A corrida eleitoral de 2026 ainda não começou oficialmente, mas a legislação já impõe freios claros a quem pretende disputar as eleições. Antes do período autorizado para propaganda, pré-candidatos precisam ter cautela com a exposição pública do próprio nome, imagem e mensagem, sobretudo quando essa divulgação pode ser interpretada como tentativa de conquistar apoio antecipado do eleitor.
Pelas regras eleitorais, a propaganda só será permitida a partir de 16 de agosto de 2026. Até essa data, qualquer iniciativa que ultrapasse os limites da pré-campanha e passe a ter caráter de promoção eleitoral pode ser enquadrada como irregular. Isso vale não apenas para pedidos abertos de voto, mas também para ações mais disfarçadas, construídas para fixar um nome junto ao eleitorado antes da hora.
Na prática, a lei alcança diferentes tipos de conduta. Entre elas estão a distribuição de brindes, o uso de camisetas com identificação de pré-candidatos, adesivos em veículos e outras formas de divulgação em massa que tenham finalidade eleitoral. O entendimento é simples: quando a exposição deixa de ser mera manifestação política e passa a funcionar como campanha antecipada, abre-se espaço para sanções.

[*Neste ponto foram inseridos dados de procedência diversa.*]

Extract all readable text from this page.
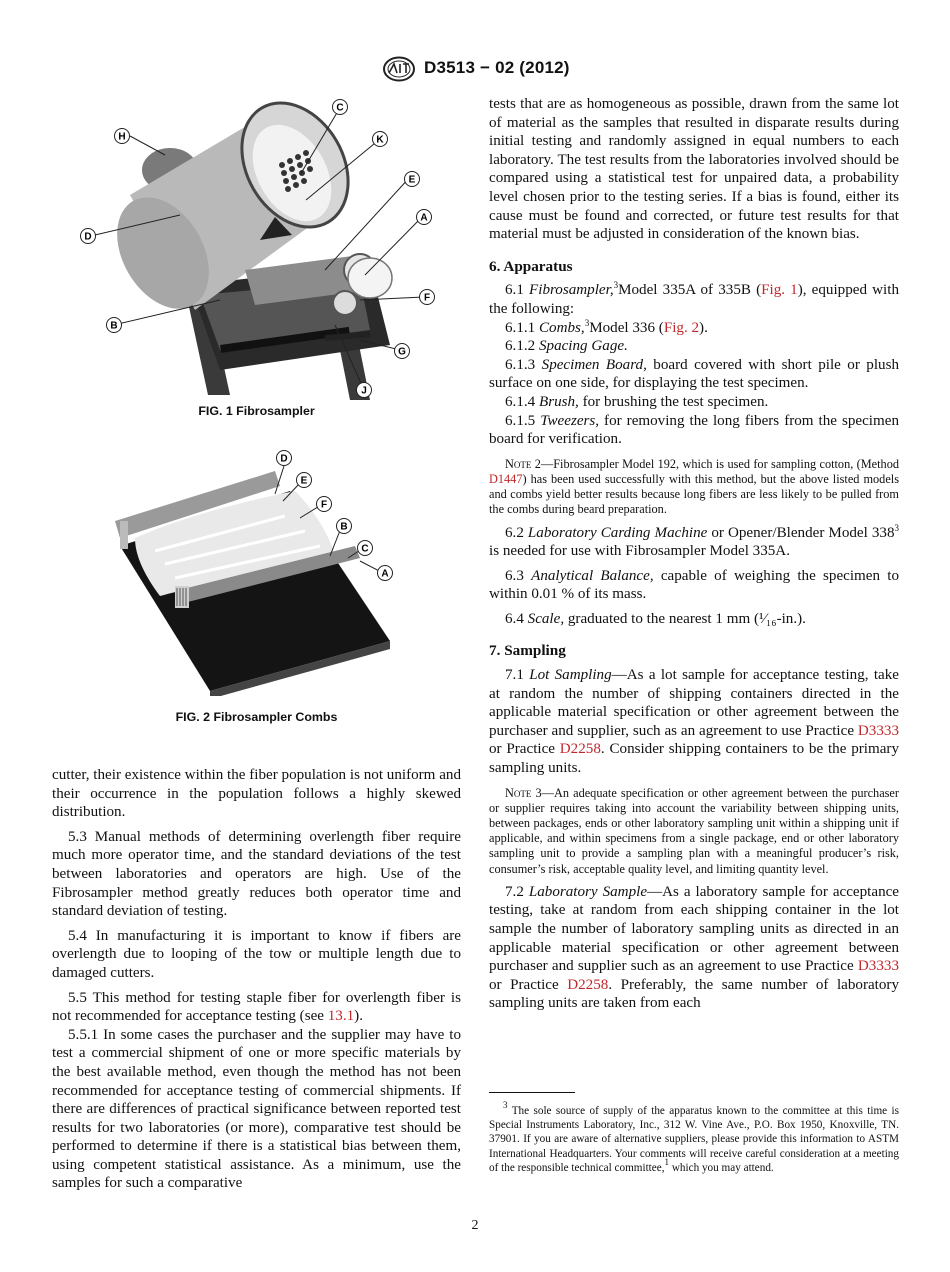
D3513 − 02 (2012)
C
K
H
E
D
A
F
B
G
J
FIG. 1 Fibrosampler
D
E
F
B
C
A
FIG. 2 Fibrosampler Combs

cutter, their existence within the fiber population is not uniform and their occurrence in the population follows a highly skewed distribution.

5.3 Manual methods of determining overlength fiber require much more operator time, and the standard deviations of the test between laboratories and operators are high. Use of the Fibrosampler method greatly reduces both operator time and standard deviation of testing.

5.4 In manufacturing it is important to know if fibers are overlength due to looping of the tow or multiple length due to damaged cutters.

5.5 This method for testing staple fiber for overlength fiber is not recommended for acceptance testing (see 13.1).

5.5.1 In some cases the purchaser and the supplier may have to test a commercial shipment of one or more specific materials by the best available method, even though the method has not been recommended for acceptance testing of commercial shipments. If there are differences of practical significance between reported test results for two laboratories (or more), comparative test should be performed to determine if there is a statistical bias between them, using competent statistical assistance. As a minimum, use the samples for such a comparative

tests that are as homogeneous as possible, drawn from the same lot of material as the samples that resulted in disparate results during initial testing and randomly assigned in equal numbers to each laboratory. The test results from the laboratories involved should be compared using a statistical test for unpaired data, a probability level chosen prior to the testing series. If a bias is found, either its cause must be found and corrected, or future test results for that material must be adjusted in consideration of the known bias.

6. Apparatus

6.1 Fibrosampler,$^3$Model 335A of 335B (Fig. 1), equipped with the following:

6.1.1 Combs,$^3$Model 336 (Fig. 2).

6.1.2 Spacing Gage.

6.1.3 Specimen Board, board covered with short pile or plush surface on one side, for displaying the test specimen.

6.1.4 Brush, for brushing the test specimen.

6.1.5 Tweezers, for removing the long fibers from the specimen board for verification.

Note 2—Fibrosampler Model 192, which is used for sampling cotton, (Method D1447) has been used successfully with this method, but the above listed models and combs yield better results because long fibers are less likely to be pulled from the combs during beard preparation.

6.2 Laboratory Carding Machine or Opener/Blender Model $338^3$ is needed for use with Fibrosampler Model 335A.

6.3 Analytical Balance, capable of weighing the specimen to within 0.01 % of its mass.

6.4 Scale, graduated to the nearest 1 mm (¹⁄₁₆-in.).

7. Sampling

7.1 Lot Sampling—As a lot sample for acceptance testing, take at random the number of shipping containers directed in the applicable material specification or other agreement between the purchaser and supplier, such as an agreement to use Practice D3333 or Practice D2258. Consider shipping containers to be the primary sampling units.

Note 3—An adequate specification or other agreement between the purchaser or supplier requires taking into account the variability between shipping units, between packages, ends or other laboratory sampling unit within a shipping unit if applicable, and within specimens from a single package, end or other laboratory sampling unit to provide a sampling plan with a meaningful producer’s risk, consumer’s risk, acceptable quality level, and limiting quantity level.

7.2 Laboratory Sample—As a laboratory sample for acceptance testing, take at random from each shipping container in the lot sample the number of laboratory sampling units as directed in an applicable material specification or other agreement between purchaser and supplier such as an agreement to use Practice D3333 or Practice D2258. Preferably, the same number of laboratory sampling units are taken from each

$^3$ The sole source of supply of the apparatus known to the committee at this time is Special Instruments Laboratory, Inc., 312 W. Vine Ave., P.O. Box 1950, Knoxville, TN. 37901. If you are aware of alternative suppliers, please provide this information to ASTM International Headquarters. Your comments will receive careful consideration at a meeting of the responsible technical committee,$^1$ which you may attend.
2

A preocupação da Justiça Eleitoral é impedir que alguns nomes saiam na frente de forma indevida, ocupando espaços de visibilidade que a lei ainda não liberou. O objetivo é preservar a igualdade entre os concorrentes e evitar que a disputa comece torta, antes mesmo da largada oficial.
Nesse cenário, o Ministério Público Eleitoral tem reforçado a fiscalização. A atuação preventiva já começou em diferentes pontos do estado, com acompanhamento de situações que possam configurar propaganda antecipada.

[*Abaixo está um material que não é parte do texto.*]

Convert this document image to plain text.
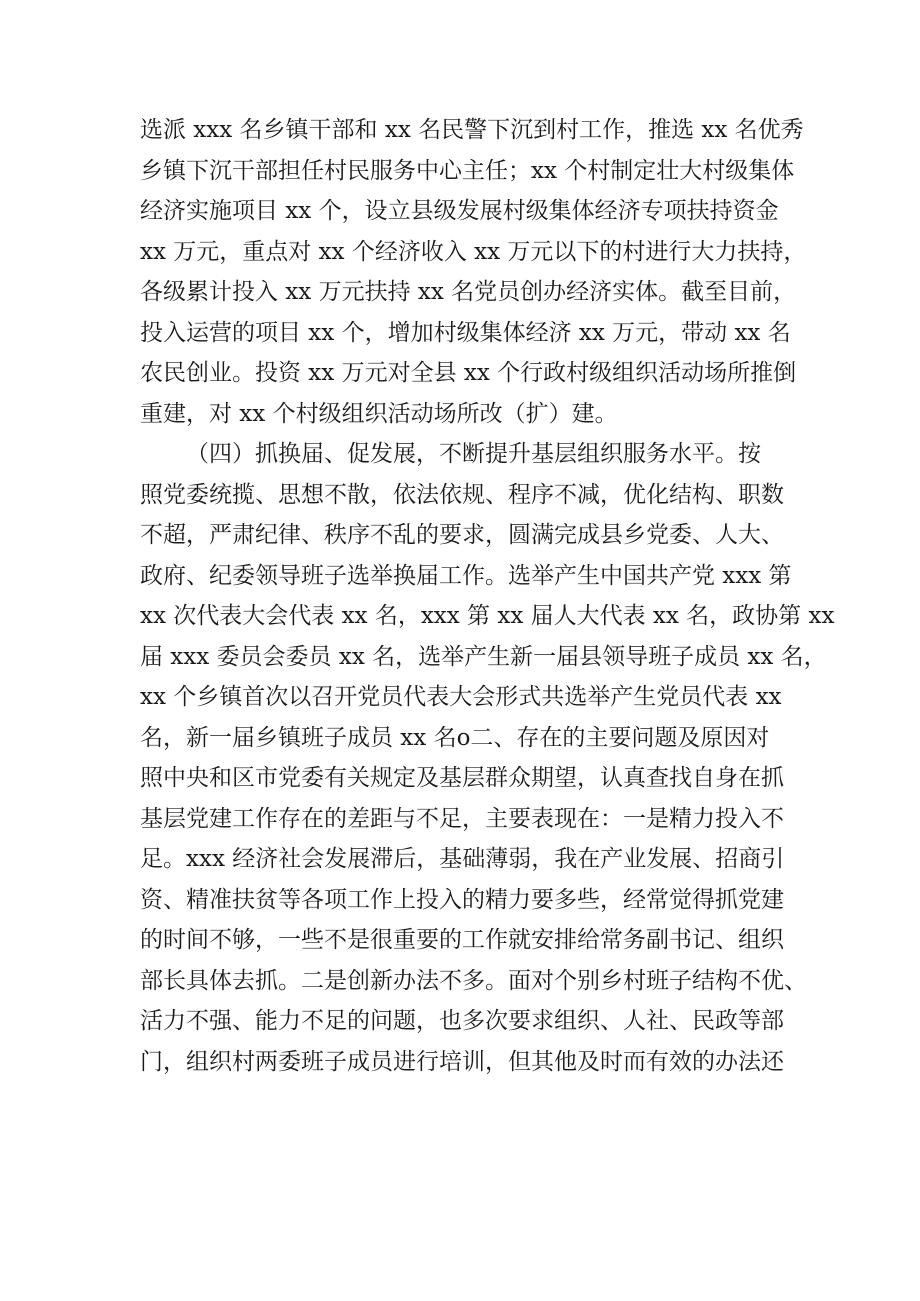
选派 xxx 名乡镇干部和 xx 名民警下沉到村工作，推选 xx 名优秀
乡镇下沉干部担任村民服务中心主任；xx 个村制定壮大村级集体
经济实施项目 xx 个，设立县级发展村级集体经济专项扶持资金
xx 万元，重点对 xx 个经济收入 xx 万元以下的村进行大力扶持，
各级累计投入 xx 万元扶持 xx 名党员创办经济实体。截至目前，
投入运营的项目 xx 个，增加村级集体经济 xx 万元，带动 xx 名
农民创业。投资 xx 万元对全县 xx 个行政村级组织活动场所推倒
重建，对 xx 个村级组织活动场所改（扩）建。
（四）抓换届、促发展，不断提升基层组织服务水平。按
照党委统揽、思想不散，依法依规、程序不减，优化结构、职数
不超，严肃纪律、秩序不乱的要求，圆满完成县乡党委、人大、
政府、纪委领导班子选举换届工作。选举产生中国共产党 xxx 第
xx 次代表大会代表 xx 名，xxx 第 xx 届人大代表 xx 名，政协第 xx
届 xxx 委员会委员 xx 名，选举产生新一届县领导班子成员 xx 名，
xx 个乡镇首次以召开党员代表大会形式共选举产生党员代表 xx
名，新一届乡镇班子成员 xx 名ο二、存在的主要问题及原因对
照中央和区市党委有关规定及基层群众期望，认真查找自身在抓
基层党建工作存在的差距与不足，主要表现在：一是精力投入不
足。xxx 经济社会发展滞后，基础薄弱，我在产业发展、招商引
资、精准扶贫等各项工作上投入的精力要多些，经常觉得抓党建
的时间不够，一些不是很重要的工作就安排给常务副书记、组织
部长具体去抓。二是创新办法不多。面对个别乡村班子结构不优、
活力不强、能力不足的问题，也多次要求组织、人社、民政等部
门，组织村两委班子成员进行培训，但其他及时而有效的办法还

Em Gurupi, um episódio recente acendeu esse alerta. O promotor eleitoral Marcelo Lima Nunes expediu, na última quarta-feira, 18, uma recomendação para retirada de materiais que, segundo a apuração, podem se enquadrar como promoção eleitoral irregular. O caso envolve a circulação de adesivos e o uso de camisetas com o nome de uma pré-candidata a deputada federal.

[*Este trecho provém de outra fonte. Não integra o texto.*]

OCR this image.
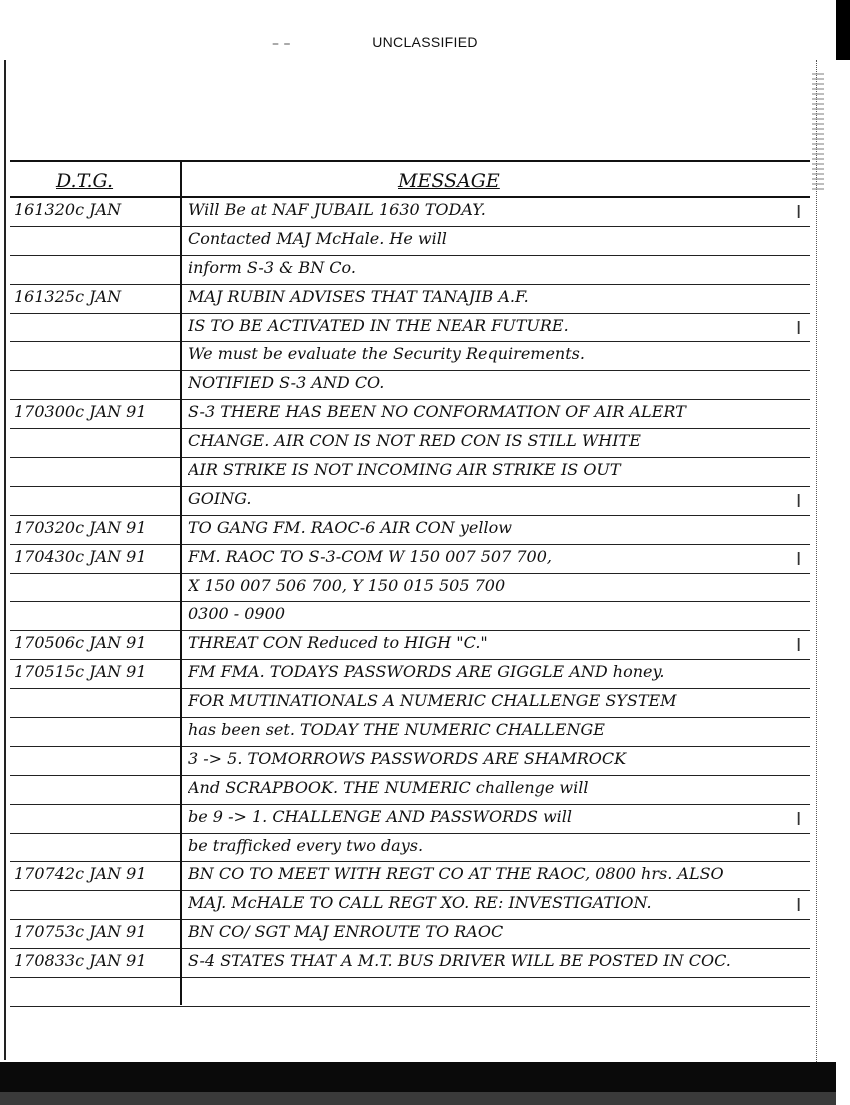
UNCLASSIFIED
– –
D.T.G.	MESSAGE
161320c JAN	Will Be at NAF JUBAIL 1630 TODAY.	I
Contacted MAJ McHale. He will
inform S-3 & BN Co.
161325c JAN	MAJ RUBIN ADVISES THAT TANAJIB A.F.
IS TO BE ACTIVATED IN THE NEAR FUTURE.	I
We must be evaluate the Security Requirements.
NOTIFIED S-3 AND CO.
170300c JAN 91	S-3 THERE HAS BEEN NO CONFORMATION OF AIR ALERT
CHANGE. AIR CON IS NOT RED CON IS STILL WHITE
AIR STRIKE IS NOT INCOMING AIR STRIKE IS OUT
GOING.	I
170320c JAN 91	TO GANG FM. RAOC-6 AIR CON yellow
170430c JAN 91	FM. RAOC TO S-3-COM W 150 007 507 700,	I
X 150 007 506 700, Y 150 015 505 700
0300 - 0900
170506c JAN 91	THREAT CON Reduced to HIGH "C."	I
170515c JAN 91	FM FMA. TODAYS PASSWORDS ARE GIGGLE AND honey.
FOR MUTINATIONALS A NUMERIC CHALLENGE SYSTEM
has been set. TODAY THE NUMERIC CHALLENGE
3 -> 5. TOMORROWS PASSWORDS ARE SHAMROCK
And SCRAPBOOK. THE NUMERIC challenge will
be 9 -> 1. CHALLENGE AND PASSWORDS will	I
be trafficked every two days.
170742c JAN 91	BN CO TO MEET WITH REGT CO AT THE RAOC, 0800 hrs. ALSO
MAJ. McHALE TO CALL REGT XO. RE: INVESTIGATION.	I
170753c JAN 91	BN CO/ SGT MAJ ENROUTE TO RAOC
170833c JAN 91	S-4 STATES THAT A M.T. BUS DRIVER WILL BE POSTED IN COC.
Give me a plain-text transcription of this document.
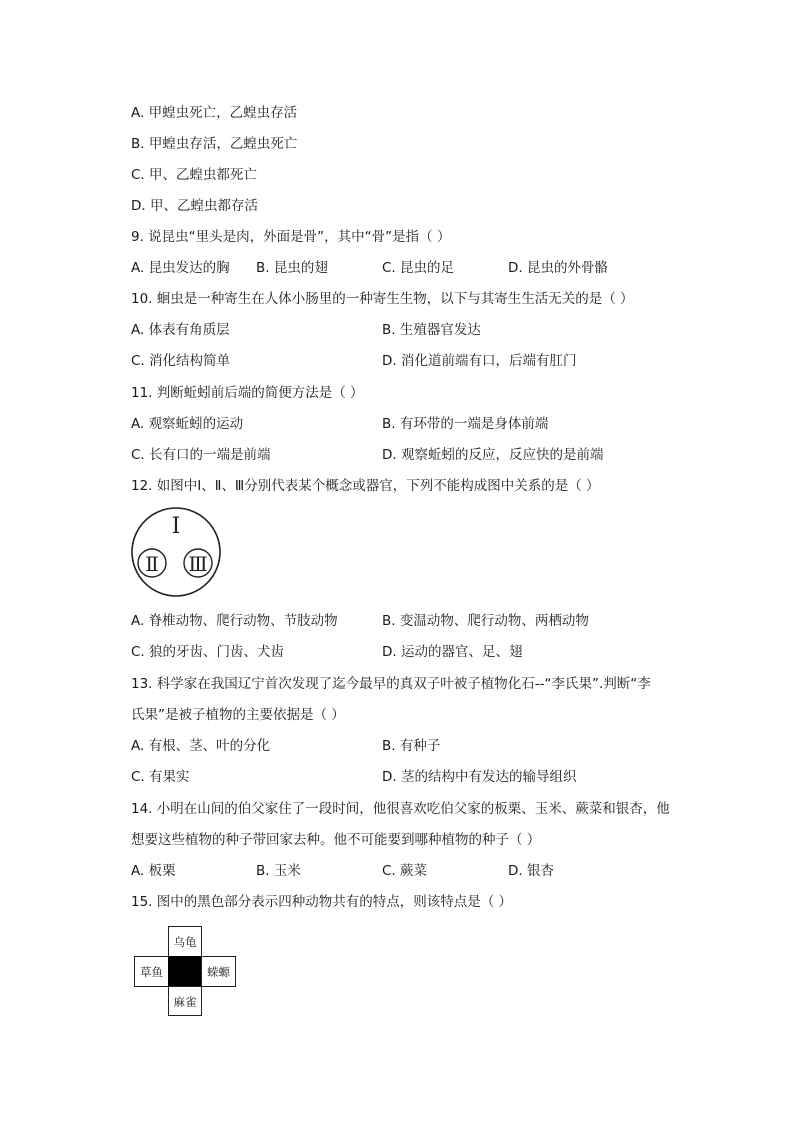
A. 甲蝗虫死亡，乙蝗虫存活
B. 甲蝗虫存活，乙蝗虫死亡
C. 甲、乙蝗虫都死亡
D. 甲、乙蝗虫都存活
9. 说昆虫“里头是肉，外面是骨”，其中“骨”是指（ ）
A. 昆虫发达的胸 B. 昆虫的翅	C. 昆虫的足	D. 昆虫的外骨骼
10. 蛔虫是一种寄生在人体小肠里的一种寄生生物，以下与其寄生生活无关的是（ ）
A. 体表有角质层	B. 生殖器官发达
C. 消化结构简单	D. 消化道前端有口，后端有肛门
11. 判断蚯蚓前后端的简便方法是（ ）
A. 观察蚯蚓的运动	B. 有环带的一端是身体前端
C. 长有口的一端是前端	D. 观察蚯蚓的反应，反应快的是前端
12. 如图中Ⅰ、Ⅱ、Ⅲ分别代表某个概念或器官，下列不能构成图中关系的是（ ）
Ⅰ
Ⅱ Ⅲ
A. 脊椎动物、爬行动物、节肢动物	B. 变温动物、爬行动物、两栖动物
C. 狼的牙齿、门齿、犬齿	D. 运动的器官、足、翅
13. 科学家在我国辽宁首次发现了迄今最早的真双子叶被子植物化石--“李氏果”.判断“李
氏果”是被子植物的主要依据是（ ）
A. 有根、茎、叶的分化	B. 有种子
C. 有果实	D. 茎的结构中有发达的输导组织
14. 小明在山间的伯父家住了一段时间，他很喜欢吃伯父家的板栗、玉米、蕨菜和银杏，他
想要这些植物的种子带回家去种。他不可能要到哪种植物的种子（ ）
A. 板栗	B. 玉米	C. 蕨菜	D. 银杏
15. 图中的黑色部分表示四种动物共有的特点，则该特点是（ ）
乌龟
草鱼	蝾螈
麻雀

Na recomendação, foi dado prazo de 48 horas para que o material fosse retirado, além da orientação para que esse tipo de prática não volte a se repetir. Para o Ministério Público, iniciativas desse tipo podem comprometer a isonomia entre os futuros candidatos e afrontar o calendário previsto em lei.
O episódio serve de aviso. Na fase de pré-campanha, a linha entre divulgação pessoal e propaganda irregular pode ser mais estreita do que muitos imaginam. E, ao que tudo indica, tanto o Ministério Público quanto a Justiça Eleitoral já estão de olhos abertos para impedir que a disputa seja contaminada antes do tempo.